“No—no,” said Esmeralda, impetuously. “She will look everywhere but in the right place, and I know the exact spot where it fell. I will go; wait here for me; I will not be a moment.”

She ran out of the room even as she spoke, and Lady Wyndover laughed and shrugged her shoulders.

“She is just a girl,” she said to Lady Lilias.

“Yes, the dearest, sweetest of girls,” said Lilias. Esmeralda ran down the stairs—the hall was empty, for the guests were in the dining-room, and the servants feasting below—and into the drawing-room. She found her precious gift just where she expected, and was turning to run back, when she heard voices in the adjoining anteroom.

She paused half mechanically, a thrill running through her as she recognized Trafford’s—her husband’s!—and was about to leave the room when the words Ada said smote her ear; literally smote, for they fell almost like a physical blow that half stunned her. She stood rooted to the spot, the color fading from her face, her lovely eyes slowly distending with fear and horror.

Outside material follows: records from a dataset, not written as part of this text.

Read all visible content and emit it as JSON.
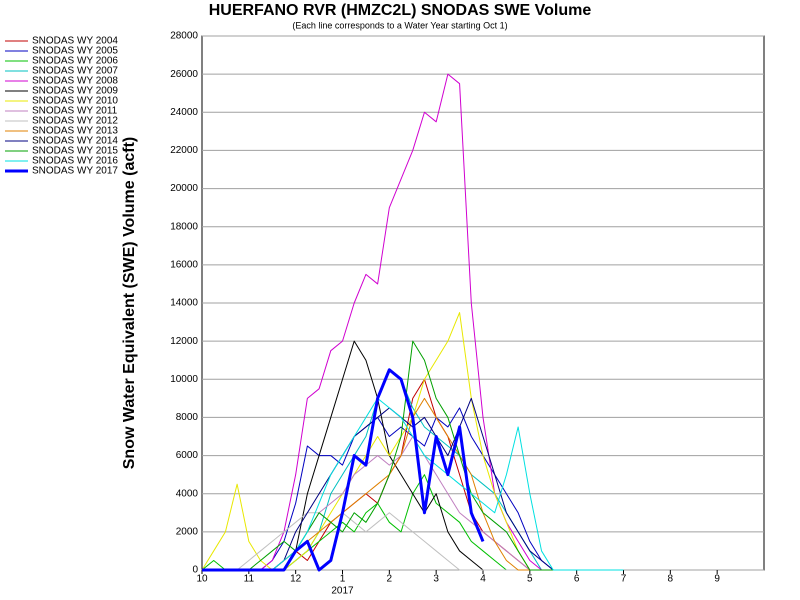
{
  "chart_data": {
    "type": "line",
    "title": "HUERFANO RVR (HMZC2L) SNODAS SWE Volume",
    "subtitle": "(Each line corresponds to a Water Year starting Oct 1)",
    "y_label": "Snow Water Equivalent (SWE) Volume (acft)",
    "x": [
      0,
      0.25,
      0.5,
      0.75,
      1,
      1.25,
      1.5,
      1.75,
      2,
      2.25,
      2.5,
      2.75,
      3,
      3.25,
      3.5,
      3.75,
      4,
      4.25,
      4.5,
      4.75,
      5,
      5.25,
      5.5,
      5.75,
      6,
      6.25,
      6.5,
      6.75,
      7,
      7.25,
      7.5,
      7.75,
      8,
      8.25,
      8.5,
      8.75,
      9
    ],
    "xlim": [
      0,
      12
    ],
    "xticks": [
      {
        "value": 0,
        "label": "10"
      },
      {
        "value": 1,
        "label": "11"
      },
      {
        "value": 2,
        "label": "12"
      },
      {
        "value": 3,
        "label": "1"
      },
      {
        "value": 4,
        "label": "2"
      },
      {
        "value": 5,
        "label": "3"
      },
      {
        "value": 6,
        "label": "4"
      },
      {
        "value": 7,
        "label": "5"
      },
      {
        "value": 8,
        "label": "6"
      },
      {
        "value": 9,
        "label": "7"
      },
      {
        "value": 10,
        "label": "8"
      },
      {
        "value": 11,
        "label": "9"
      }
    ],
    "x_sublabels": [
      {
        "value": 3,
        "label": "2017"
      }
    ],
    "ylim": [
      0,
      28000
    ],
    "yticks": [
      0,
      2000,
      4000,
      6000,
      8000,
      10000,
      12000,
      14000,
      16000,
      18000,
      20000,
      22000,
      24000,
      26000,
      28000
    ],
    "grid": true,
    "legend": "top-left-outside",
    "series": [
      {
        "name": "SNODAS WY 2004",
        "color": "#c00000",
        "values": [
          0,
          0,
          0,
          0,
          0,
          0,
          0,
          500,
          1000,
          500,
          1500,
          2500,
          3000,
          3500,
          4000,
          3500,
          5000,
          6000,
          9000,
          10000,
          8000,
          7000,
          5000,
          3000,
          2000,
          1500,
          1000,
          500,
          0,
          0,
          0,
          0,
          0,
          0,
          0,
          0,
          0
        ]
      },
      {
        "name": "SNODAS WY 2005",
        "color": "#0000c0",
        "values": [
          0,
          0,
          0,
          0,
          0,
          0,
          500,
          1500,
          3500,
          6500,
          6000,
          6000,
          5500,
          7000,
          7500,
          8000,
          7000,
          7500,
          7000,
          6500,
          8000,
          7500,
          8500,
          7000,
          6000,
          5000,
          4000,
          3000,
          1500,
          500,
          0,
          0,
          0,
          0,
          0,
          0,
          0
        ]
      },
      {
        "name": "SNODAS WY 2006",
        "color": "#00c000",
        "values": [
          0,
          500,
          0,
          0,
          0,
          0,
          0,
          0,
          500,
          1000,
          1500,
          2000,
          2500,
          2000,
          3000,
          3500,
          2500,
          2000,
          4000,
          5000,
          3500,
          3000,
          2500,
          1500,
          1000,
          500,
          0,
          0,
          0,
          0,
          0,
          0,
          0,
          0,
          0,
          0,
          0
        ]
      },
      {
        "name": "SNODAS WY 2007",
        "color": "#00c0c0",
        "values": [
          0,
          0,
          0,
          0,
          0,
          0,
          0,
          0,
          500,
          1000,
          2000,
          4000,
          5000,
          6000,
          7000,
          9000,
          10500,
          10000,
          8500,
          7500,
          7000,
          6500,
          6000,
          5000,
          4500,
          4000,
          3000,
          2000,
          1000,
          0,
          0,
          0,
          0,
          0,
          0,
          0,
          0
        ]
      },
      {
        "name": "SNODAS WY 2008",
        "color": "#d000d0",
        "values": [
          0,
          0,
          0,
          0,
          0,
          0,
          500,
          2000,
          5000,
          9000,
          9500,
          11500,
          12000,
          14000,
          15500,
          15000,
          19000,
          20500,
          22000,
          24000,
          23500,
          26000,
          25500,
          14000,
          8000,
          4000,
          2500,
          1500,
          500,
          0,
          0,
          0,
          0,
          0,
          0,
          0,
          0
        ]
      },
      {
        "name": "SNODAS WY 2009",
        "color": "#000000",
        "values": [
          0,
          0,
          0,
          0,
          0,
          0,
          0,
          0,
          1000,
          4000,
          6000,
          8000,
          10000,
          12000,
          11000,
          9000,
          6000,
          5000,
          4000,
          3000,
          4000,
          2000,
          1000,
          500,
          0,
          0,
          0,
          0,
          0,
          0,
          0,
          0,
          0,
          0,
          0,
          0,
          0
        ]
      },
      {
        "name": "SNODAS WY 2010",
        "color": "#e8e800",
        "values": [
          0,
          1000,
          2000,
          4500,
          1500,
          500,
          0,
          0,
          500,
          1000,
          2000,
          3000,
          4000,
          5000,
          6000,
          7000,
          6000,
          7000,
          8000,
          10000,
          11000,
          12000,
          13500,
          9000,
          6000,
          4000,
          2500,
          1000,
          0,
          0,
          0,
          0,
          0,
          0,
          0,
          0,
          0
        ]
      },
      {
        "name": "SNODAS WY 2011",
        "color": "#c080c0",
        "values": [
          0,
          0,
          0,
          0,
          0,
          0,
          0,
          500,
          1000,
          2000,
          3000,
          3500,
          4000,
          5000,
          5500,
          6000,
          5500,
          6000,
          7000,
          6000,
          5000,
          4000,
          3000,
          2500,
          2000,
          1500,
          1000,
          500,
          0,
          0,
          0,
          0,
          0,
          0,
          0,
          0,
          0
        ]
      },
      {
        "name": "SNODAS WY 2012",
        "color": "#c0c0c0",
        "values": [
          0,
          0,
          0,
          0,
          500,
          1000,
          1500,
          2000,
          2500,
          3000,
          3000,
          2500,
          3000,
          2500,
          2000,
          2500,
          3000,
          2500,
          2000,
          1500,
          1000,
          500,
          0,
          0,
          0,
          0,
          0,
          0,
          0,
          0,
          0,
          0,
          0,
          0,
          0,
          0,
          0
        ]
      },
      {
        "name": "SNODAS WY 2013",
        "color": "#e08000",
        "values": [
          0,
          0,
          0,
          0,
          0,
          0,
          0,
          500,
          1000,
          1500,
          2000,
          2500,
          3000,
          3500,
          4000,
          4500,
          5000,
          6000,
          8000,
          9000,
          8000,
          7000,
          6000,
          5000,
          3000,
          1500,
          500,
          0,
          0,
          0,
          0,
          0,
          0,
          0,
          0,
          0,
          0
        ]
      },
      {
        "name": "SNODAS WY 2014",
        "color": "#000080",
        "values": [
          0,
          0,
          0,
          0,
          0,
          0,
          0,
          500,
          2000,
          3000,
          4000,
          5000,
          6000,
          7000,
          7500,
          8000,
          8500,
          8000,
          7500,
          8000,
          7000,
          6000,
          7500,
          9000,
          7000,
          5000,
          3000,
          2000,
          1000,
          500,
          0,
          0,
          0,
          0,
          0,
          0,
          0
        ]
      },
      {
        "name": "SNODAS WY 2015",
        "color": "#00a000",
        "values": [
          0,
          0,
          0,
          0,
          0,
          500,
          1000,
          1500,
          1000,
          2000,
          3000,
          2500,
          2000,
          3000,
          2500,
          3500,
          5000,
          7000,
          12000,
          11000,
          9000,
          8000,
          6000,
          4000,
          3000,
          2500,
          2000,
          1000,
          0,
          0,
          0,
          0,
          0,
          0,
          0,
          0,
          0
        ]
      },
      {
        "name": "SNODAS WY 2016",
        "color": "#00e0e0",
        "values": [
          0,
          0,
          0,
          0,
          0,
          0,
          0,
          500,
          1000,
          2000,
          3500,
          5000,
          6000,
          7000,
          8000,
          9000,
          8500,
          8000,
          7000,
          6000,
          5500,
          5000,
          4500,
          4000,
          3500,
          3000,
          5000,
          7500,
          4000,
          1000,
          0,
          0,
          0,
          0,
          0,
          0,
          0
        ]
      },
      {
        "name": "SNODAS WY 2017",
        "color": "#0000ff",
        "linewidth": 3,
        "values": [
          0,
          0,
          0,
          0,
          0,
          0,
          0,
          0,
          1000,
          1500,
          0,
          500,
          3000,
          6000,
          5500,
          9000,
          10500,
          10000,
          8000,
          3000,
          7000,
          5000,
          7500,
          3000,
          1500,
          null,
          null,
          null,
          null,
          null,
          null,
          null,
          null,
          null,
          null,
          null,
          null
        ]
      }
    ]
  }
}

She could hear every word, for the door was slightly ajar; by moving a little she could have looked in upon the two; but she was powerless to move; powerless to do anything but stand and listen with horror and a gradual, slowly growing sense of calamity and utter misery.

“Such love as mine lasts for a whole life, Trafford,” said Lady Ada. “It can never die. But you know that. I didn’t come to tell you that I should never change; only to say good-bye and—and to hear you say once more, and for the last time, that you—you love me!”

He stood looking at her, with knit brows.

“You know my heart, Ada,” he said. “Why do you torture yourself—and me—to no purpose?”